La tutela dei diritti umani è stata invocata a favore dell’intervento in Iraq.
SILVESTRINI: Per restare fedeli al processo di Helsinki e all’ambito degli interessi della Chiesa, bisogna guardare alle decisioni poi prese a Vienna e a Parigi. A Vienna venne formulata una nozione di libertà religiosa così circostanziata quanto nessun documento delle Nazioni Unite ha mai fatto; a Parigi si posero le basi per creare l’Osce, la quale oggi dovrebbe garantire l’applicazione di tutti questi principi a tutto il complesso degli Stati partecipanti.

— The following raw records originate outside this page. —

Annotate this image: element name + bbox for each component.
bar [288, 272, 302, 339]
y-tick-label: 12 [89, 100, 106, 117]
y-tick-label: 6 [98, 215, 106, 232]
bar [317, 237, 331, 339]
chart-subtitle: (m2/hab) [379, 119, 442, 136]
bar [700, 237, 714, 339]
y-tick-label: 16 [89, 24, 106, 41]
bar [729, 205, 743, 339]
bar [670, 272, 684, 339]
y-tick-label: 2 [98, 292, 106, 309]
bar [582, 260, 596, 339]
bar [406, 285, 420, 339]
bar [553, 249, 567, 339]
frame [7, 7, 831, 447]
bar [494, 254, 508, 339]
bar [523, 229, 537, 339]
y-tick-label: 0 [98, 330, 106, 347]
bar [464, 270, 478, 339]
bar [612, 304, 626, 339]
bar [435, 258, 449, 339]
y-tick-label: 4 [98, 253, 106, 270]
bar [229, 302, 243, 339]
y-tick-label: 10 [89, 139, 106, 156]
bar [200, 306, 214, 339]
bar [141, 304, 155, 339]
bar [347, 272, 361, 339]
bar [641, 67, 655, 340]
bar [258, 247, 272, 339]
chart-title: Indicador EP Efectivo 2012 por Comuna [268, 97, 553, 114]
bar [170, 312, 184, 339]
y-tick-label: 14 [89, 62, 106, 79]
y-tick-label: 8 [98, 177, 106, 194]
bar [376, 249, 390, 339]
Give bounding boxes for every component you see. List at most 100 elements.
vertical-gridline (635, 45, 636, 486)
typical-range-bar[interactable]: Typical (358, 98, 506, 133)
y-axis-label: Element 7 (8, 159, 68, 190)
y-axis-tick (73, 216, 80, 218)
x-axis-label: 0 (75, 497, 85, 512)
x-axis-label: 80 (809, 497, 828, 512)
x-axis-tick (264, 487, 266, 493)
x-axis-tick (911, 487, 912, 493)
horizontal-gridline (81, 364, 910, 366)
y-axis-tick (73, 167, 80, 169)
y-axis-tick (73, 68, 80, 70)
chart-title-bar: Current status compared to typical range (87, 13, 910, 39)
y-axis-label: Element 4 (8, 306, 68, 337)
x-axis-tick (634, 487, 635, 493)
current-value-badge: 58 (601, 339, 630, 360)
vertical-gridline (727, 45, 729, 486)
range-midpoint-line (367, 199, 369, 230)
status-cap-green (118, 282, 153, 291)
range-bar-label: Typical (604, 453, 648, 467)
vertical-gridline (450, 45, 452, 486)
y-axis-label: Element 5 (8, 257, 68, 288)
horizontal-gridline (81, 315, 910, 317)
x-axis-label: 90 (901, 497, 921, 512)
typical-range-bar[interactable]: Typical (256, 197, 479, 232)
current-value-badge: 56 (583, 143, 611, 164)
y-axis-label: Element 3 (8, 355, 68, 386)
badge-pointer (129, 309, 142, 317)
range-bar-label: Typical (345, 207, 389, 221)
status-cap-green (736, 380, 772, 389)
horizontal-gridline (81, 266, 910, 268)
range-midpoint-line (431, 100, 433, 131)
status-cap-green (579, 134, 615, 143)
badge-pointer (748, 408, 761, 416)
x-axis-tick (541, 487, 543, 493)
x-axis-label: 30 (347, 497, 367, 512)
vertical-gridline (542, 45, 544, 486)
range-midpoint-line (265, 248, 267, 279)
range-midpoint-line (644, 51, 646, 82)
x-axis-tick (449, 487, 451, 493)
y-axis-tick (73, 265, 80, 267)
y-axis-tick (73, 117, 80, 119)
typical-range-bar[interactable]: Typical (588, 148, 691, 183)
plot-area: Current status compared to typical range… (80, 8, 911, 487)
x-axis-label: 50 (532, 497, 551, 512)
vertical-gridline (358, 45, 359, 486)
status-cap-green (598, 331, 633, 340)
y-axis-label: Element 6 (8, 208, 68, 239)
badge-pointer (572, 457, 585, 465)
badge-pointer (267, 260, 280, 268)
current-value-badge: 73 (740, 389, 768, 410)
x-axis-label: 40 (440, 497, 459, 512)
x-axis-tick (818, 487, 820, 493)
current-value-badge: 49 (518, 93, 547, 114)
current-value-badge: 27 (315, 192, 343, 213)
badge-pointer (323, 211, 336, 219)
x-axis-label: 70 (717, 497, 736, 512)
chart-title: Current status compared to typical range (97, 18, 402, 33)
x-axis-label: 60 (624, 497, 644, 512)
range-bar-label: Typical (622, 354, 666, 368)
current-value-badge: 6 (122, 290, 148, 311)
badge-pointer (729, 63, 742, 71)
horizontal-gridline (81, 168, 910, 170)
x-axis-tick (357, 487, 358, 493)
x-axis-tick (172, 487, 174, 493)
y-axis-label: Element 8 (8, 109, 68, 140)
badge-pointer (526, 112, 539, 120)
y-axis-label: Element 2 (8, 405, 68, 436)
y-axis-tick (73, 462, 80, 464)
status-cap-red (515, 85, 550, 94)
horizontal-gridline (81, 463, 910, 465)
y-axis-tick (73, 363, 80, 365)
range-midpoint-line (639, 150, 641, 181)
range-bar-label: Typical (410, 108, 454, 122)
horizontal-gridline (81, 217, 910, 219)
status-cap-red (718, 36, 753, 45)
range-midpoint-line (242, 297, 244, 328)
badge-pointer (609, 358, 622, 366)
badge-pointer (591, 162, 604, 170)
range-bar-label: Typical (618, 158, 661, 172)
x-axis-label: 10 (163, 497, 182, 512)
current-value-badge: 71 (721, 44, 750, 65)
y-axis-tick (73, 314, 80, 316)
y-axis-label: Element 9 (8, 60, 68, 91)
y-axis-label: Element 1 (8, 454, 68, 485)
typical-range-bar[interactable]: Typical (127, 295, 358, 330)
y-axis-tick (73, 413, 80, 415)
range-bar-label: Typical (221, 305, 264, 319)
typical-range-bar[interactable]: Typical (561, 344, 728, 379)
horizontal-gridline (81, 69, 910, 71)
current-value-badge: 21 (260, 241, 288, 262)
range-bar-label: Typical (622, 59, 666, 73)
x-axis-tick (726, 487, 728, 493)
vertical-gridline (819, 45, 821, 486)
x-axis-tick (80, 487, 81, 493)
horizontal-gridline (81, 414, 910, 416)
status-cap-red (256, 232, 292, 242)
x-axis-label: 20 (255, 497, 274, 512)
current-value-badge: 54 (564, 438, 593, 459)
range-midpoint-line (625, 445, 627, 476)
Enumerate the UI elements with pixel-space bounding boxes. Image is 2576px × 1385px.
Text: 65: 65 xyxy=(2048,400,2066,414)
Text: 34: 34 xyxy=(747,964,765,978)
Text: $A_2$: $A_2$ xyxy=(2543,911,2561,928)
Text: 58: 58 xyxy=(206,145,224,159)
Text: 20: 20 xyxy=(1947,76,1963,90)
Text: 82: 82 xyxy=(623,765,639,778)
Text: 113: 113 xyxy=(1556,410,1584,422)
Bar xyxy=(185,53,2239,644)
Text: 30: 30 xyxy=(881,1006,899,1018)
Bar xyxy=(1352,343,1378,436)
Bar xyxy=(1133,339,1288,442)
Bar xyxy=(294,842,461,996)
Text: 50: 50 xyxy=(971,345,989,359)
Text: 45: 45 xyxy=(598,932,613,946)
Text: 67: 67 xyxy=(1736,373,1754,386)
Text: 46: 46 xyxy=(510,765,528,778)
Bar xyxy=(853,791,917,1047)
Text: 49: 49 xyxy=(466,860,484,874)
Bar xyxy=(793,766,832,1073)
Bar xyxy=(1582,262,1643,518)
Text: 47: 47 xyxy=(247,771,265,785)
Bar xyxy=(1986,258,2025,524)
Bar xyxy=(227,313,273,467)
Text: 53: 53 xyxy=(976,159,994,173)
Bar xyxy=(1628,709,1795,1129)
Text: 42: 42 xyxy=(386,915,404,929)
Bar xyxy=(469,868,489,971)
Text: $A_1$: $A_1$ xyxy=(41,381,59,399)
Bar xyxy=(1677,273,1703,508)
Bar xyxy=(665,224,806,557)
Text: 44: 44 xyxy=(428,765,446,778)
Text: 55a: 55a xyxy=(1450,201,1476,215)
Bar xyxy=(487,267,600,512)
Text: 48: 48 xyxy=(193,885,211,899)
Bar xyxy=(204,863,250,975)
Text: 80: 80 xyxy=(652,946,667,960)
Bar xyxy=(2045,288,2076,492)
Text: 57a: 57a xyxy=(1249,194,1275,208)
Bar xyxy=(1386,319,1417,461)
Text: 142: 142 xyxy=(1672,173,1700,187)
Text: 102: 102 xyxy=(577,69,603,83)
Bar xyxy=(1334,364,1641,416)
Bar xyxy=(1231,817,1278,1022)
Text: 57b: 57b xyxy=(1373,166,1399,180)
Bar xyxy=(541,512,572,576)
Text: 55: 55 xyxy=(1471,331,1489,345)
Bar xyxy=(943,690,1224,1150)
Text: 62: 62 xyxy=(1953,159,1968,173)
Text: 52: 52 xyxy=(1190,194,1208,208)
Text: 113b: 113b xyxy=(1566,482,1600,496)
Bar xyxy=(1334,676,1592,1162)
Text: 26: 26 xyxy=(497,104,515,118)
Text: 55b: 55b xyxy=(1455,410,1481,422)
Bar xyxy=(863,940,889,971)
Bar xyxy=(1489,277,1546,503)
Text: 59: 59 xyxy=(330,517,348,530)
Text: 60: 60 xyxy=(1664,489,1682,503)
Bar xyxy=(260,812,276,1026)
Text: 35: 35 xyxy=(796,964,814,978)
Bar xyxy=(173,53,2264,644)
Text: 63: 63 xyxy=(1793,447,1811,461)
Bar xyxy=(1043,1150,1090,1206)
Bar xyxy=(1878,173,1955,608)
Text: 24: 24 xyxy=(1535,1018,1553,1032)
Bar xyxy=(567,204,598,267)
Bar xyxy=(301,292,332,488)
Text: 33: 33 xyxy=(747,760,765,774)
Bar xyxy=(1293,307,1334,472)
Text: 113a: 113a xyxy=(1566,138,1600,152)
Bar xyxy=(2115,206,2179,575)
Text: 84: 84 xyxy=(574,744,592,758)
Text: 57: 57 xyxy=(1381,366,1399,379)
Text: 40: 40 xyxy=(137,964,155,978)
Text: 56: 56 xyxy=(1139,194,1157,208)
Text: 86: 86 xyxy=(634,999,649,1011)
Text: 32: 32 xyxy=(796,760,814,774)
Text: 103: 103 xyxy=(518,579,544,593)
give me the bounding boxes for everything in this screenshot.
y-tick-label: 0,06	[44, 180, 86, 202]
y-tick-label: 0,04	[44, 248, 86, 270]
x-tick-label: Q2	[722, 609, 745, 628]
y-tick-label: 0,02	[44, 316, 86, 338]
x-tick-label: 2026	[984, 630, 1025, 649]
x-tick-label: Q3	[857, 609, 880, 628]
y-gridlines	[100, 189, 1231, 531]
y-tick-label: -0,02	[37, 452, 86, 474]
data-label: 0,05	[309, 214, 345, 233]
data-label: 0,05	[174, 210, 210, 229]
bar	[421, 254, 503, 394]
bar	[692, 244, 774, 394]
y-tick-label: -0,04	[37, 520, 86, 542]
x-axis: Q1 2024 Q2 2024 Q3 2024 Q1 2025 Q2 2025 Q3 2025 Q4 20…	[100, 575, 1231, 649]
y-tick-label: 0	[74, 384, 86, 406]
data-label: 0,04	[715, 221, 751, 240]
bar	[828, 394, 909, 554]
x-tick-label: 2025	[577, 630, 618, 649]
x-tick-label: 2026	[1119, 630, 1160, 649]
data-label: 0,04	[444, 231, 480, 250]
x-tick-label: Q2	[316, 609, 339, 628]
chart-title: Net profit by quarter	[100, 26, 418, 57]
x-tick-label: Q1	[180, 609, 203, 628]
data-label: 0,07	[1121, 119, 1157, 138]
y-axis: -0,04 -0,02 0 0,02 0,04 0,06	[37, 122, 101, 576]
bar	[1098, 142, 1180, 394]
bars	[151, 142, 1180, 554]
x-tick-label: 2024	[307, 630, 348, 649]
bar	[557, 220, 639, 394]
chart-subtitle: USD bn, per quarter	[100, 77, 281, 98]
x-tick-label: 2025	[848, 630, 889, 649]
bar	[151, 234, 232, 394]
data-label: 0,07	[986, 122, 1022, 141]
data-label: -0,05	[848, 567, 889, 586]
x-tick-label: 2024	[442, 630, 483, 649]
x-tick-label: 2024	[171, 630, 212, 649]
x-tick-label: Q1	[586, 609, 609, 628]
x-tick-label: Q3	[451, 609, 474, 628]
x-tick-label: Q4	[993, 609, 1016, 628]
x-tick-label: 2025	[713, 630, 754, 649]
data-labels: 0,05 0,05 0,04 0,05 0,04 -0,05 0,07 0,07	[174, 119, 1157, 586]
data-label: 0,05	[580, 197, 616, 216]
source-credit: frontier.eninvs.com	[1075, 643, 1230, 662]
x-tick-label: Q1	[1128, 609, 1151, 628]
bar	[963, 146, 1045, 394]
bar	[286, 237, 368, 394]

Che cosa è rimasto del processo di Helsinki? Si può pensare oggi di rivalorizzare l’Osce?
SILVESTRINI: Direi di sì. Si può magari ripartire tenendo presente il messaggio che, proprio trent’anni fa, Paolo VI inviò a monsignor Casaroli delegandolo alla firma di Helsinki. Lì ognuno può notare che esso menziona non solo le radici cristiane dell’Europa ma anche quelle della ragione, della cultura, dell’arte...
Mancanza di dialogo e insicurezza preoccupano anche oggi a motivo del terrorismo. Certo l’Ostpolitik non è applicabile al contesto della guerra asimmetrica.
SILVESTRINI: Ma è auspicabile riprenderne lo spirito, pur tenendo conto delle differenze. Allora erano gli Stati sovrani a trovare difficoltà a comprendersi, e di norma non c’erano attentati di Stati nel territorio altrui, ma c’era la minaccia di una guerra possibile. Oggi anche i Paesi in qualche modo benevoli verso il terrorismo internazionale “islamico” non possono essere assunti come interlocutori particolari per negoziare un’azione pratica contro il terrorismo. Chi può dire che per quanto è successo a Londra è responsabile diretto un Paese islamico?
E allora?
SILVESTRINI: La situazione odierna mi ricorda piuttosto le Brigate rosse. Contro il governo c’era un’opposizione di tipo sociale, ampia, anche estremizzante, ma non violenta. Poi improvvisamente apparivano forme di violenza che si motivavano con un’opposizione sociale, ma in realtà non si sapeva mai chi c’era dietro.
Per me il problema è questo.
Oggi c’è una specie di organizzazione invisibile che trama agguati dappertutto.